Ingredients

  • Nonstick vegetable oil spray
  • 6 medium onions (about 2 1/2 pounds), peeled, each cut vertically through root end into 12 to 14 wedges
  • 6 tablespoons (3/4 stick) butter
  • 2 cups canned low-salt chicken broth
  • 3 tablespoons sugar
  • 2 tablespoons red wine vinegar
  • 3 pounds slender green beans, ends trimmed

Method

  • Preheat oven to 450F.
  • Spray 2 heavy large baking sheets with vegetable oil spray.
  • Arrange onions in single layer on prepared sheets.

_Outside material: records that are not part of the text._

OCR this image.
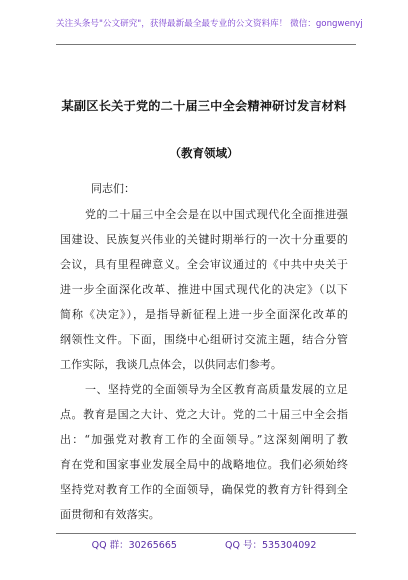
关注头条号"公文研究"，获得最新最全最专业的公文资料库！ 微信：gongwenyj
某副区长关于党的二十届三中全会精神研讨发言材料
（教育领域）
同志们：
党的二十届三中全会是在以中国式现代化全面推进强
国建设、民族复兴伟业的关键时期举行的一次十分重要的
会议，具有里程碑意义。全会审议通过的《中共中央关于
进一步全面深化改革、推进中国式现代化的决定》（以下
简称《决定》），是指导新征程上进一步全面深化改革的
纲领性文件。下面，围绕中心组研讨交流主题，结合分管
工作实际，我谈几点体会，以供同志们参考。
一、坚持党的全面领导为全区教育高质量发展的立足
点。教育是国之大计、党之大计。党的二十届三中全会指
出：“加强党对教育工作的全面领导。”这深刻阐明了教
育在党和国家事业发展全局中的战略地位。我们必须始终
坚持党对教育工作的全面领导，确保党的教育方针得到全
面贯彻和有效落实。
QQ 群：30265665	QQ 号：535304092
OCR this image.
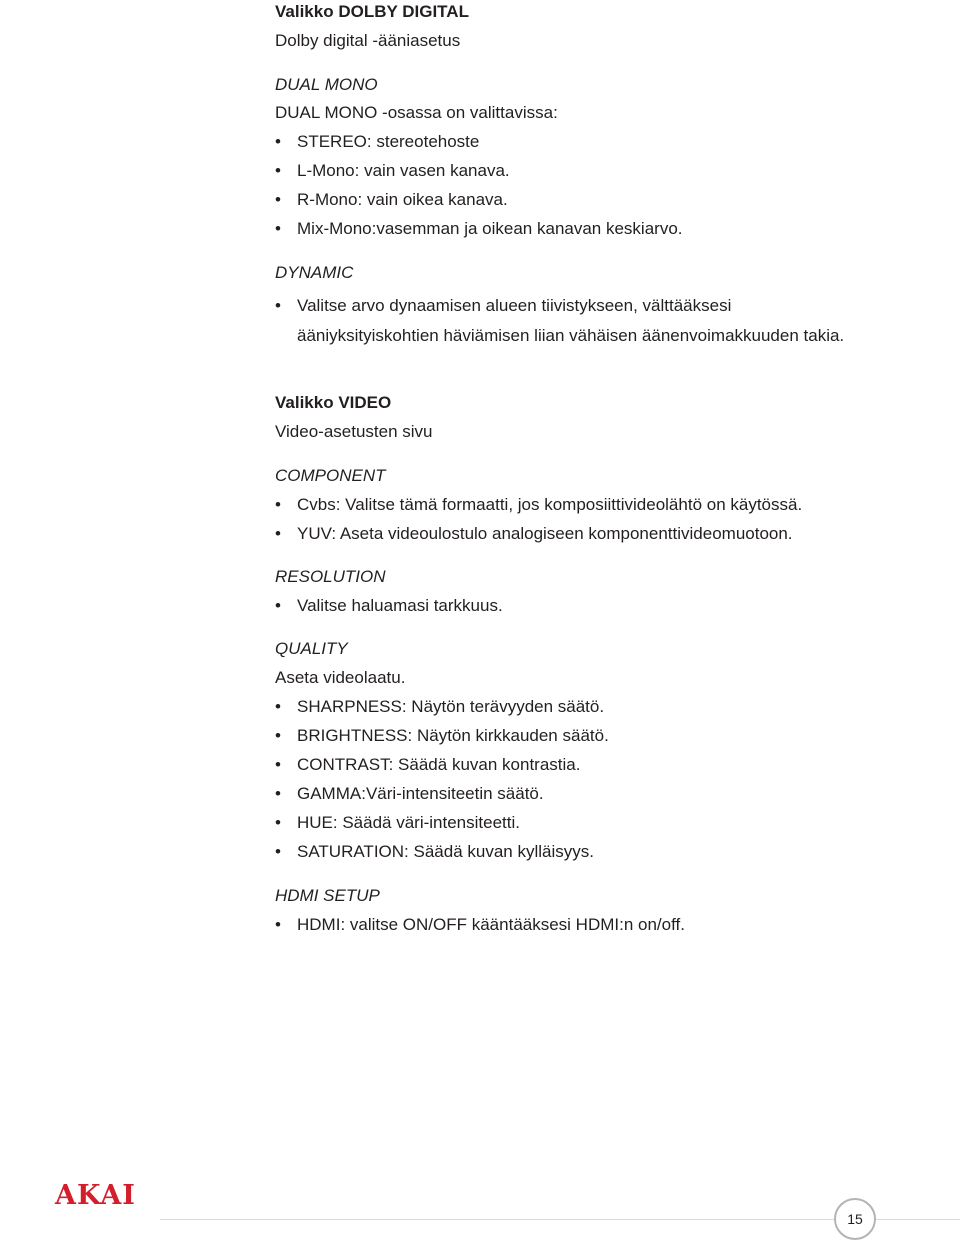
Valikko DOLBY DIGITAL
Dolby digital -ääniasetus
DUAL MONO
DUAL MONO -osassa on valittavissa:
• STEREO: stereotehoste
• L-Mono: vain vasen kanava.
• R-Mono: vain oikea kanava.
• Mix-Mono:vasemman ja oikean kanavan keskiarvo.
DYNAMIC
• Valitse arvo dynaamisen alueen tiivistykseen, välttääksesi ääniyksityiskohtien häviämisen liian vähäisen äänenvoimakkuuden takia.
Valikko VIDEO
Video-asetusten sivu
COMPONENT
• Cvbs: Valitse tämä formaatti, jos komposiittivideolähtö on käytössä.
• YUV: Aseta videoulostulo analogiseen komponenttivideomuotoon.
RESOLUTION
• Valitse haluamasi tarkkuus.
QUALITY
Aseta videolaatu.
• SHARPNESS: Näytön terävyyden säätö.
• BRIGHTNESS: Näytön kirkkauden säätö.
• CONTRAST: Säädä kuvan kontrastia.
• GAMMA:Väri-intensiteetin säätö.
• HUE: Säädä väri-intensiteetti.
• SATURATION: Säädä kuvan kylläisyys.
HDMI SETUP
• HDMI: valitse ON/OFF kääntääksesi HDMI:n on/off.
AKAI
15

  • Dot onions with 4 tablespoons butter, dividing equally.
  • Season with salt and pepper.
  • Bake until onions are dark brown on bottom, about 35 minutes.

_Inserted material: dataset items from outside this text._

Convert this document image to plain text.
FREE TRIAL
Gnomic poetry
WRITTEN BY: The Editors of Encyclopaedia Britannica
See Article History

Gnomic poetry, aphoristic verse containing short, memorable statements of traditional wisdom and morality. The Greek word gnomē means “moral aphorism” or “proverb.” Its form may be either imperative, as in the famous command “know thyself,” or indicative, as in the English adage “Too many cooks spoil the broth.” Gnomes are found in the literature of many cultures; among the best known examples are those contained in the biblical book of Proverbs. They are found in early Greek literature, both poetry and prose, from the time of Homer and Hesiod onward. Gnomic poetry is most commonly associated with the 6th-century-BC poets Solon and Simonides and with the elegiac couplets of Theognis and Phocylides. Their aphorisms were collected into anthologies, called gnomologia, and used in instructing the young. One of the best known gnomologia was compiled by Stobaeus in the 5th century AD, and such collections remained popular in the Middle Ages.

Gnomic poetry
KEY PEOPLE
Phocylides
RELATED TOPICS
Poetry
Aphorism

  • Meanwhile, boil broth in heavy large skillet over high heat until reduced to 1/2 cup, about 6 minutes.
  • Add sugar and vinegar and whisk until sugar dissolves and mixture comes to boil.
  • Add onions to sauce; reduce heat to medium-low.

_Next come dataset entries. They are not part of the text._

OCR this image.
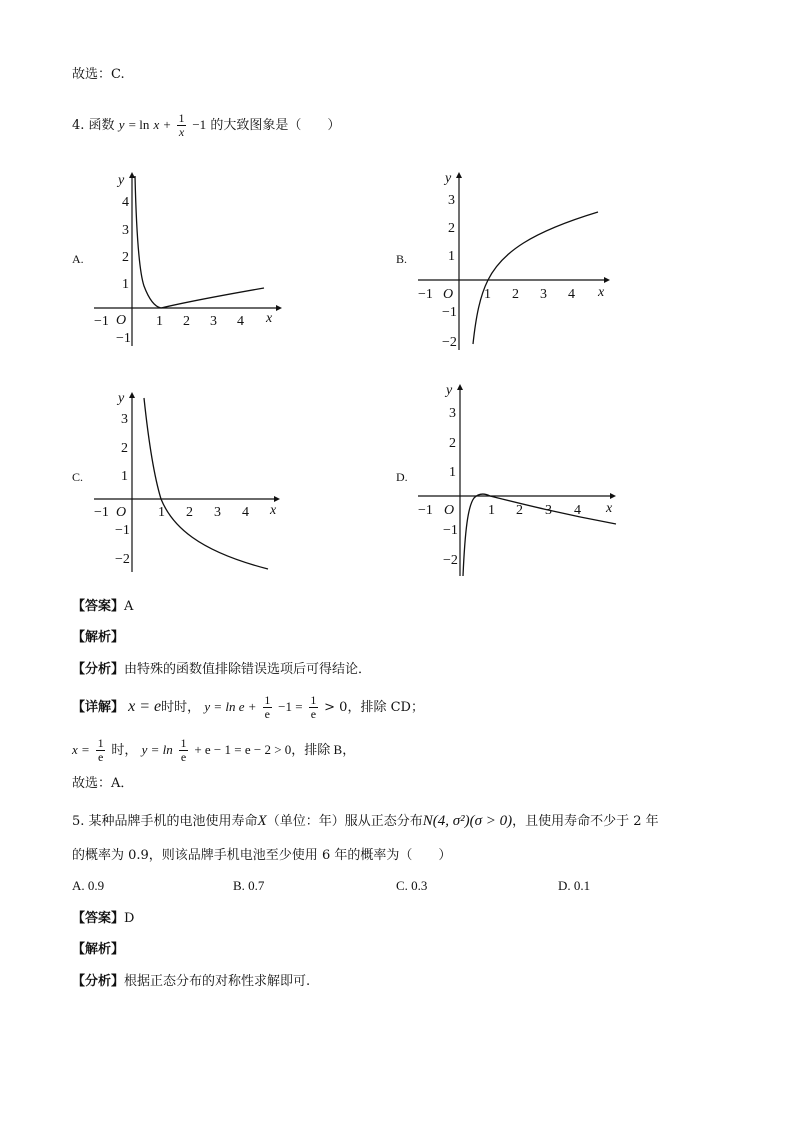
故选：C.
4. 函数 $y = \ln x + \frac{1}{x} -1$ 的大致图象是（　　）
A.	B.
C.	D.
y
x
O
4
3
2
1
−1
−1	1 2 3 4
y
x
O
3
2
1
−1
−2
−1	1 2 3 4
y
x
O
3
2
1
−1
−2
−1	1 2 3 4
y
x
O
3
2
1
−1
−2
−1	1 2 3 4
【答案】A
【解析】
【分析】由特殊的函数值排除错误选项后可得结论．
【详解】 x = e时时， $y = \ln e + \frac{1}{e} -1 = \frac{1}{e} > 0$，排除 CD；
$x = \frac{1}{e}$ 时， $y = \ln \frac{1}{e} + e - 1 = e - 2 > 0$，排除 B，
故选：A．
5. 某种品牌手机的电池使用寿命X（单位：年）服从正态分布N(4, σ²)(σ > 0)，且使用寿命不少于 2 年
的概率为 0.9，则该品牌手机电池至少使用 6 年的概率为（　　）
A. 0.9	B. 0.7	C. 0.3	D. 0.1
【答案】D
【解析】
【分析】根据正态分布的对称性求解即可.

  • Simmer until liquid is slightly reduced, about 5 minutes.
  • Season with salt and pepper.
  • (Can be prepared 1 day ahead.
  • Cover and refrigerate.
  • Rewarm over low heat before continuing.)
  • Cook green beans in large pot of boiling salted water until crisp-tender, about 5 minutes.
  • Drain well.
  • Return beans to same pot.
  • Add remaining 2 tablespoons butter and toss to coat.
  • Mound beans in large shallow bowl.
  • Top with onion mixture and serve.